Este "limite" à ala "ideológica" do governo - dando ênfase ao técnico Jared Kuschner - pode demonstrar que o bonapartismo débil de Trump está cada vez mais impotente diante de seu cambiante entorno. Ademais, mostra mais continuidade na política internacional dos EUA, hostil à Rússia, mas também preocupada em que essa hostilidade não jogue Rússia e China aos braços um do outro.

Os ataques imperialistas na Síria – não menos nefastos que o próprio regime ditatorial de Assad – não trazem boa notícia ao presidente chinês. No ano do 19º Congresso do Partido Comunista Chinês e com a burocracia de Pequim desprestigiada, o pior cenário para Xi Jinping é que seu nacionalismo se revertesse em protestos de rua na China para que o governo responda às provocações norteamericanas na Coréia e no Mar do Sul da China. Neste caso, como diz Willy Lam no Financial Times, não fazer nada pioraria a imagem da anacrônica casta política do PC chinês.

De todo modo, a reunião entre Trump e Xi não será mais a mesma, nem terá o mesmo holofote. Provavelmente o foco da reunião não mudará para a Síria, que não é central para as relações bilaterais entre os dois. Mas Trump tratou de demonstrar poder aos olhos do mundo, quando todos olhavam para a China. Xi recebeu um alerta sobre a credibilidade das ameaças imperialistas na Coréia do Norte e nas águas disputadas da costa chinesa.

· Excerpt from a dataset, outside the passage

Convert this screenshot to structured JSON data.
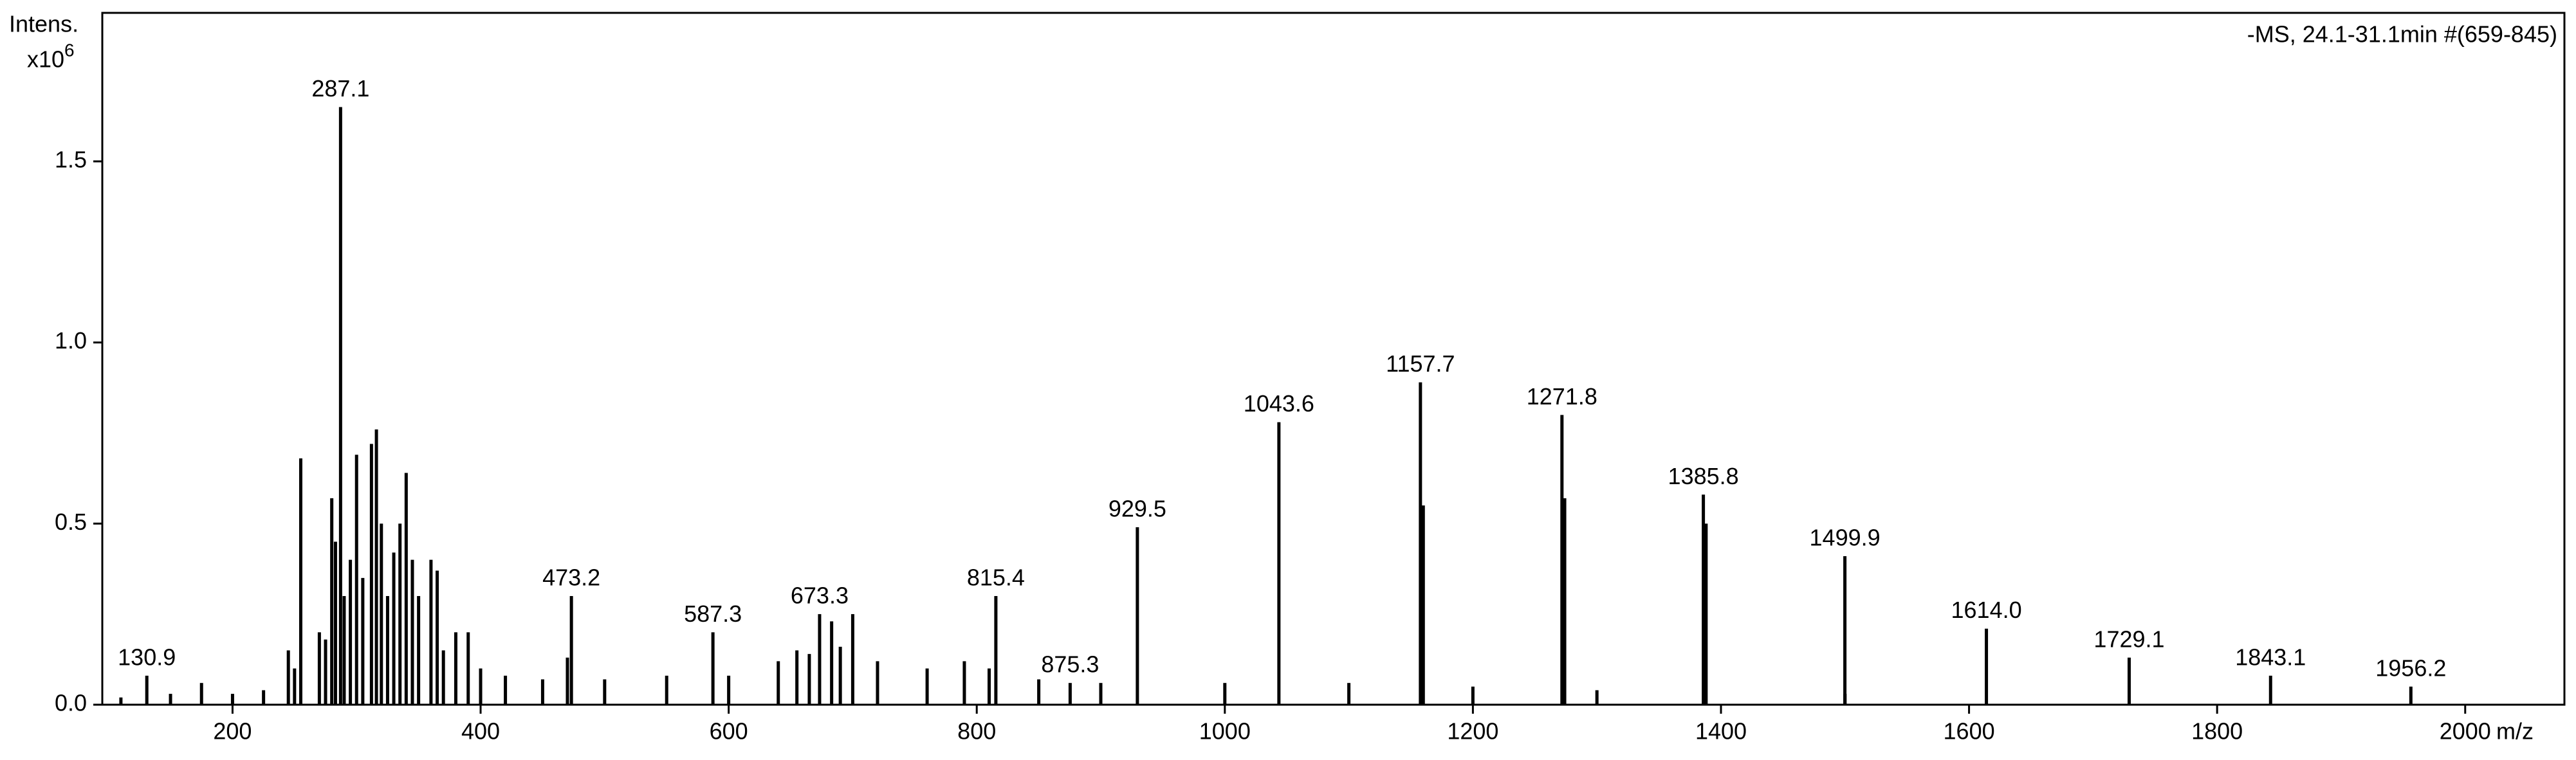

Mas Trump fez isso abrindo uma frente de atritos que vinha sendo controlada com a Rússia. Foi o primeiro ataque direto dos Estados Unidos sobre Bashar el-Assad desde o início da guerra civil síria – ataque que pode mudar o curso do conflito, assim como mudou o curso da encontro. A Rússia já advertiu que finalizará a cooperação militar com os Estados Unidos no espaço aéreo da Síria. Embora os mísseis tenham sido lançados de grande distância – e não de aviões, para que fique menos implicada a idéia de uma ofensiva contra Assad – pode significar a abertura de uma nova fase de conflagração que choque diretamente os dois países.

Não é o encontro para o qual a China se preparava. Ao contrário de uma reunião sem grandes eventualidades, Trump tomou uma decisão que muda os parâmetros numa grande questão nacional – que tira muito do relevo da presença chinesa nos EUA.